Now, there's a bit of a degree to which some of the open source models do some benchmaxxing, and bigger models with more params may always feel like they have more depth. But anyhow, right now you have something that is arguably comparable to Claude 4 Opus on your laptop. I can't really compare myself because I never used it. It looks like Claude 4 Opus is still available on OpenRouter, so you could try it out and compare yourself if you're interested.
It will likely always be the case that there are proprietary cloud models that are more powerful than what you can run on a laptop. You can just do a whole lot more with terabytes of VRAM on multi-GPU clusters than you can do on a laptop. So for folks who must have the most capable, you're probably not going to want to leave Anthropic.
But right now, the models you can run on your laptop are comparable to the cloud models that were popular when vibecoding and Claude Code first took off.
Anyhow, feel free to try them out head to head on OpenRouter. I'd love to see someone write up their results, of a modern local sized open source model vs. frontier models from ~a year ago, on something other than the standard benchmarks.
I'm not affiliated, I just like his style and have found it handy. I know it's not very rigorous, but it's good enough for me and I've found his examples to pretty closely match the results I see in real life.
OpenAI was offering 2x usage at one point and I still used opus just because it's so much more effective.
More and more specialized and ultra-performant chips are going to flood the consumer market. Especially once new hardware foundries will start producing (well if we don't die from WW3 in the interval).
In 10 years from now, when even basic computers will have 128 GB of memory, and phones will have super optimized tuned models, then what will be the point of Anthropic ?
Just use Gemma/Gemini/Siri or whatever.
Pornography and uncensored models is also pushing toward local models.
It's not like needs of people grows exponentially, the needs follow an asymptote instead (they are capped).
The real revolution is offline robots and self-driving cars, but LLMs are already quite maxed.
For programmers, now, what Anthropic offers is like 3% improvement on a known test (like this pelican riding a bicycle), or on questions leaked from benchmark insiders.
It's ok but not like revolutionary (Fable was better but it was unusable, easy 20 minutes per one prompt due to overthinking).
And then also, sometimes the tool call errors are because of something like a file was changed out from under it; the larger model is probably going to do a better job of figuring that out and fixing it up.
Finally, in Pi, you can always just use the /tree command to skip back to before a series of failed tool calls, with a summary if you want to let the model know what happened. The Pi /tree command is pretty powerful in managing your context
I'll experiment more with the effectiveness of AGENTS.md rules for local Pi agents.
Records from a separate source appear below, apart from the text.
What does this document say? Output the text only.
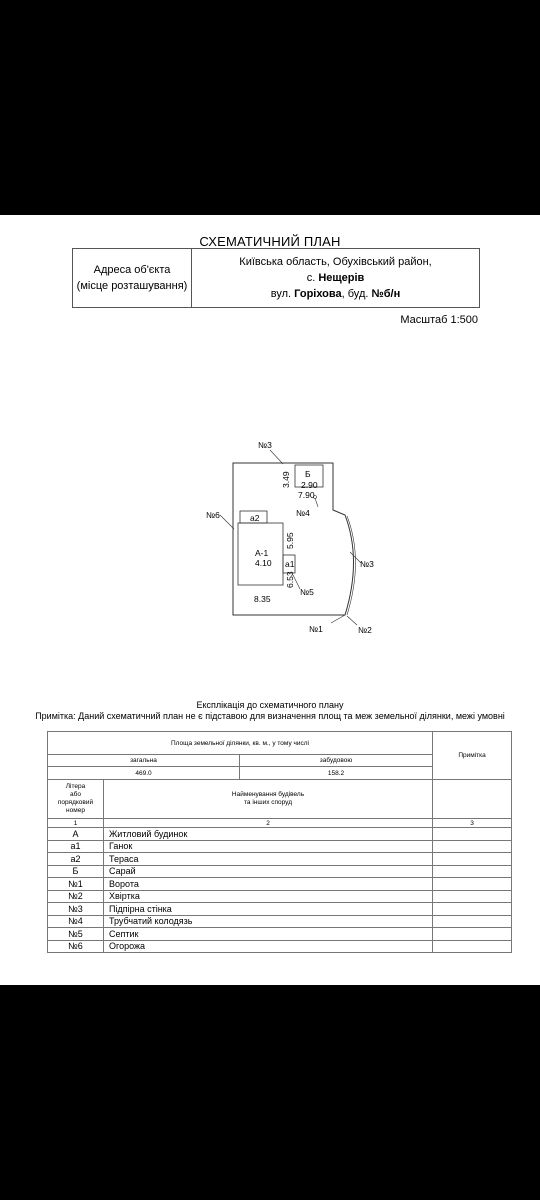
СХЕМАТИЧНИЙ ПЛАН
Адреса об'єкта
(місце розташування)

Київська область, Обухівський район,
с. Нещерів
вул. Горіхова, буд. №б/н
Масштаб 1:500
№3
№6
№3
№4
№5
№1	№2
Б
а2
а1
А-1
2.90
7.90
4.10
8.35
3.49
5.95
6.53
Експлікація до схематичного плану
Примітка: Даний схематичний план не є підставою для визначення площ та меж земельної ділянки, межі умовні
Площа земельної ділянки, кв. м., у тому числі			Примітка
загальна		забудовою	
469.0		158.2	
Літера
або
порядковий
номер	Найменування будівель
та інших споруд		
1	2		3
А	Житловий будинок		
а1	Ганок		
а2	Тераса		
Б	Сарай		
№1	Ворота		
№2	Хвіртка		
№3	Підпірна стінка		
№4	Трубчатий колодязь		
№5	Септик		
№6	Огорожа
I feel like smaller (local) LLMs just lack in attentiveness to elements in the context window, like precise instructions, compared to e.g. Claude models.
We truly live in the dumbest timeline.
matches my experience and a deal breaker
also the context window sizes are too low. I can't operate in 65,000 windows any more because even just reading the code's file structure overruns it and gets me nowhere. Definitely its own art form.
200k context windows and above for me now
I saw a paper last night that should help this a lot though
In Pi, /new is my best friend and most-used command for sure. For simple tasks (I decompose complex ones anyway since I don't trust small local LLMs to do this for me), the model doesn't need much context, given that I'm proficient in my codebase myself: "I'd like Feature X. Look into files 1, 2 and 3 to make your edits."